While there has been a lot of focus on how authors use AI, reviewers play an important role. Reflecting IOPP’s broader study sharing Insights from the global reviewer community, one thing we’re seeing is reviewers using GenAI tools to support not just improving the language and drafting of the review, but also using it to assess the manuscript. This goes beyond many publishers’ policies, including IOP Publishing Policy. A point that I continue to emphasize, although this may perhaps change in the future, is that AI should be used as a tool. If AI is used to replace core responsibilities of any stakeholder’s role, or used beyond simply a function of a tool, this is where potentially irresponsible use could occur, for example, quality issues being introduced into peer reviews and manuscripts. The individual is “the peer” in peer review, and critical thinking is the foundation of the peer review process. If a reviewer uploads a manuscript to an AI tool and asks for a peer review report, in addition to copyright and confidentiality concerns, the added value for the authors is effectively zero because they are seeking critical feedback from the individual themselves. When we see reviewer reports that are somewhat shallow in the assessment of the research, with vague feedback and mistakes such as hallucinated references, these are all potential flags that GenAI has been used.
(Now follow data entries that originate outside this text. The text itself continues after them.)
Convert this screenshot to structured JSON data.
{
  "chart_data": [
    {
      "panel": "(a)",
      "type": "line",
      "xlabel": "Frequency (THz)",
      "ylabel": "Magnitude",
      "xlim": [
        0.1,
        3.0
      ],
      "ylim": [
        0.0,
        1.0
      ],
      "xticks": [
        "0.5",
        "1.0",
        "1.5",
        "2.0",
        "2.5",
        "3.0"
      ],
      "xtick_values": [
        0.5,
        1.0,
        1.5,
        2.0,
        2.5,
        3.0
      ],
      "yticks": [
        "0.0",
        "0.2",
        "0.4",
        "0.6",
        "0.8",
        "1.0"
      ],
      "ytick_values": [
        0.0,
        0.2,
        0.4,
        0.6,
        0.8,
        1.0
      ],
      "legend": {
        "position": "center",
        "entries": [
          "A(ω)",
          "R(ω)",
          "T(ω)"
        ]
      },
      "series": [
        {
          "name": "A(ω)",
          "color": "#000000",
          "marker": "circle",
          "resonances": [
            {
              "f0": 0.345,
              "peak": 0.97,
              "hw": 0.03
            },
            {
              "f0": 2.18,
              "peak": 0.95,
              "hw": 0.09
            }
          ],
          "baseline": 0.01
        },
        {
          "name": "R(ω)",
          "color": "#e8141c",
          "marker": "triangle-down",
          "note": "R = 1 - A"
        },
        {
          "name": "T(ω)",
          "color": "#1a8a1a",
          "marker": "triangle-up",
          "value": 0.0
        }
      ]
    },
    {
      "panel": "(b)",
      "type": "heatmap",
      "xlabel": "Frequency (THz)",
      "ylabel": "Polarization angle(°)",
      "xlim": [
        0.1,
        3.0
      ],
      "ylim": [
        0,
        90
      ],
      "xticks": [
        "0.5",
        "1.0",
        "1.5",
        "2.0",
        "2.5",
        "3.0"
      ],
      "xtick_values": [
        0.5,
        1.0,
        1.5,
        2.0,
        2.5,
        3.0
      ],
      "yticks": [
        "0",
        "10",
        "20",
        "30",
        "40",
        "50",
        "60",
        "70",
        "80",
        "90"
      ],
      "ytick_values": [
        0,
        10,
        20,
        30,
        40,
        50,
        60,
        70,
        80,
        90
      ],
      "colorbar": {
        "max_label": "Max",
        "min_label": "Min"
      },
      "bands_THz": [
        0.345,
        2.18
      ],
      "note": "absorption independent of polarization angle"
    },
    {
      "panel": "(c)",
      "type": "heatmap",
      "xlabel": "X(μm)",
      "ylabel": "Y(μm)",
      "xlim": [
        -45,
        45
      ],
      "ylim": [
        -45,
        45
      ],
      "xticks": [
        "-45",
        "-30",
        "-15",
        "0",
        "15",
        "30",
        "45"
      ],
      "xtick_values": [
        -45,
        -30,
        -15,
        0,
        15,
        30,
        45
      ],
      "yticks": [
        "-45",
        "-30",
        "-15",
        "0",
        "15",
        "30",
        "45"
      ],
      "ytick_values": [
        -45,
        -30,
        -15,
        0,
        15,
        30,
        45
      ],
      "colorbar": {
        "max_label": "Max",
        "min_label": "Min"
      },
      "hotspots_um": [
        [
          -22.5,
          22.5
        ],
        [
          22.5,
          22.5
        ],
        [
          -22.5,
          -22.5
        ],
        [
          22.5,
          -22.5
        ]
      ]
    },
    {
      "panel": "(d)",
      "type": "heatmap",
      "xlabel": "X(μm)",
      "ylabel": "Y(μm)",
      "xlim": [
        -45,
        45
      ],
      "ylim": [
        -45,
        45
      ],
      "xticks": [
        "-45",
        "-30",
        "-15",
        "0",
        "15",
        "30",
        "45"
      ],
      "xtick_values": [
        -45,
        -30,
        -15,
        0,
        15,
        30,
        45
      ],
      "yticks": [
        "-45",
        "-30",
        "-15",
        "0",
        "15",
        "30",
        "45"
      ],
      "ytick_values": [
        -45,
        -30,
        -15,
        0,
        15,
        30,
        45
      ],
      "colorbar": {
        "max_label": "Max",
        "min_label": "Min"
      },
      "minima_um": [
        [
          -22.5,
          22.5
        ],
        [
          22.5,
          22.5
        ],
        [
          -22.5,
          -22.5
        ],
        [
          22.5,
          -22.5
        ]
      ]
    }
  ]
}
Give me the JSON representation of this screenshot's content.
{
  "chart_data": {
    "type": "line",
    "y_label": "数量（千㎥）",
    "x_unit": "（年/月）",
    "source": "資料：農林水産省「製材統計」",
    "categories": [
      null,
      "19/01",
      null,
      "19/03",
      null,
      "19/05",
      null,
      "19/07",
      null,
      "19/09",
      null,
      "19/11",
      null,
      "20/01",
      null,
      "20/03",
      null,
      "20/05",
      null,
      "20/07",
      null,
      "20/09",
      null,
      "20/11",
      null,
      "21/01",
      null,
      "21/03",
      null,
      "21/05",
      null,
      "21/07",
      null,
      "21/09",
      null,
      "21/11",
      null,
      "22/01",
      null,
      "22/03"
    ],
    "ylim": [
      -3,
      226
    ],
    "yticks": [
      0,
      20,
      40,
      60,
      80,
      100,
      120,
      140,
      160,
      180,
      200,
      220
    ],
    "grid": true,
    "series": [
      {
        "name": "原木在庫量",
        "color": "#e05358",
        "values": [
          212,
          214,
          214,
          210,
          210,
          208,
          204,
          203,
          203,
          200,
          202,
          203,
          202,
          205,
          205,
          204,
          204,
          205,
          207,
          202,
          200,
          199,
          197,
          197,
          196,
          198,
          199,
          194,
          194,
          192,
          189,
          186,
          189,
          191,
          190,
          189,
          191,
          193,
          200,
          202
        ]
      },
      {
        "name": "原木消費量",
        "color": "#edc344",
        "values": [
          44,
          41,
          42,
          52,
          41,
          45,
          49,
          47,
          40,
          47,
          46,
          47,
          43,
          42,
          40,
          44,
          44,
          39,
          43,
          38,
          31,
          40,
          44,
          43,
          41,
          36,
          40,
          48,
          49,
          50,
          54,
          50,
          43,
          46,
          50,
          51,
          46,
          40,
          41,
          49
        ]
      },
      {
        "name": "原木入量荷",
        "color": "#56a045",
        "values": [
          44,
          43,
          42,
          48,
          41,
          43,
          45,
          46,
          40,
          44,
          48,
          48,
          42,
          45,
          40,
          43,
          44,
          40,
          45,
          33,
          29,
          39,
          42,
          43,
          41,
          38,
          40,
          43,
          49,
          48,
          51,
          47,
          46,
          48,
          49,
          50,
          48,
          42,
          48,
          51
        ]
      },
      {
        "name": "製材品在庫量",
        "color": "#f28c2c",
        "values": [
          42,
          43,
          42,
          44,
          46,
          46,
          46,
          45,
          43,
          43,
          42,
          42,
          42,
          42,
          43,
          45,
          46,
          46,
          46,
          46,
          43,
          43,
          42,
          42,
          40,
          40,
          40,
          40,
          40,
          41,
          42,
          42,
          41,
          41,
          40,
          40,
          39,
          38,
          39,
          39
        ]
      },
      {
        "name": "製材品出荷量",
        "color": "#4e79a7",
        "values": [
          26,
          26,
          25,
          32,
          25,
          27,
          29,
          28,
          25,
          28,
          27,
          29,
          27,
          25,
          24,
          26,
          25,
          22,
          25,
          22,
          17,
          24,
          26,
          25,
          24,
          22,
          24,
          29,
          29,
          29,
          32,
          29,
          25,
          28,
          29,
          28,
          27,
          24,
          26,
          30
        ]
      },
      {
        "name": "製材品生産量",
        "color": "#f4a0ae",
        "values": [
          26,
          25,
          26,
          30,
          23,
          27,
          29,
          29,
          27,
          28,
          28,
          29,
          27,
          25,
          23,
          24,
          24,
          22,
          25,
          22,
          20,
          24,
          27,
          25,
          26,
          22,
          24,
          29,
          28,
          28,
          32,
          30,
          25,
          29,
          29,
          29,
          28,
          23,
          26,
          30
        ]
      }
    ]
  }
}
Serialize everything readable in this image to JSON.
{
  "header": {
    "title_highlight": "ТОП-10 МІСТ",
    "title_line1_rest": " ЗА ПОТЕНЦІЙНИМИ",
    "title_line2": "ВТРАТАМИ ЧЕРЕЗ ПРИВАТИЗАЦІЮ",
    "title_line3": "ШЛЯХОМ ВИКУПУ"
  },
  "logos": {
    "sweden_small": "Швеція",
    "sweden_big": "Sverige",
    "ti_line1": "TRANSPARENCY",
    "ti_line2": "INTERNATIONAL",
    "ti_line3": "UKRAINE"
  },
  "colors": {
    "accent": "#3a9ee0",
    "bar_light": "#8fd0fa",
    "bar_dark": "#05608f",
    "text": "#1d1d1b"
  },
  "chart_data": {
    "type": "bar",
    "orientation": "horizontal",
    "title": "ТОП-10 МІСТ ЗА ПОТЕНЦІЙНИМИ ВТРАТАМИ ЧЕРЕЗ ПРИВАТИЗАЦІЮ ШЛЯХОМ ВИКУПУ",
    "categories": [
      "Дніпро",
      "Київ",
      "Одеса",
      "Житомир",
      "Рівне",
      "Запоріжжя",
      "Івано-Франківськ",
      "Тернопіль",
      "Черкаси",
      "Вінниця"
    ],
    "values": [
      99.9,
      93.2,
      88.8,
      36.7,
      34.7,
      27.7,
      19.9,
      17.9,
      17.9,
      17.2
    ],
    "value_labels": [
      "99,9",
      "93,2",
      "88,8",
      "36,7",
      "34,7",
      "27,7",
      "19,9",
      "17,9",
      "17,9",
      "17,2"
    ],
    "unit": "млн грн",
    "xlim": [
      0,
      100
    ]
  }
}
This, of course, leads to a breakdown of trust in the peer review process. Maintaining trust forms the foundation of our policies and many publishers’ policies.
It’s understandable that researchers as authors and reviewers look to publishers, their institutions, and organizations to understand the responsible practices and expectations around AI use. Something that we do at IOPP is to offer our reviewers a peer review training program. Through this, we can explain what the responsible uses of AI are and provide more educational and practical support so that they’re aware of publishers’ expectations and how they can responsibly use GenAI.
Gráinne McNamara
A key takeaway is the need to have open discussions with our communities and understand how they’re using AI, and what they need in order to develop pragmatic policies that are fit for purpose. There’s a clear case for iterative and informed policy setting that can evolve and keep pace with the spread of AI use, and institutions and journals offer an important point of contact when people need help and support. However, we must be aware of the risk of having a “tail-wagging-the-dog” situation where policy follows practice instead of the more considered approach of determining what is appropriate practice, then setting appropriate policy that then further informs practice. Reflecting on what our end goal is when we set a policy, as well as how to incentivize best practices, came out as a strong throughline of this discussion. Of course, cultural and behavioral change doesn’t happen overnight, but we are all on this journey together.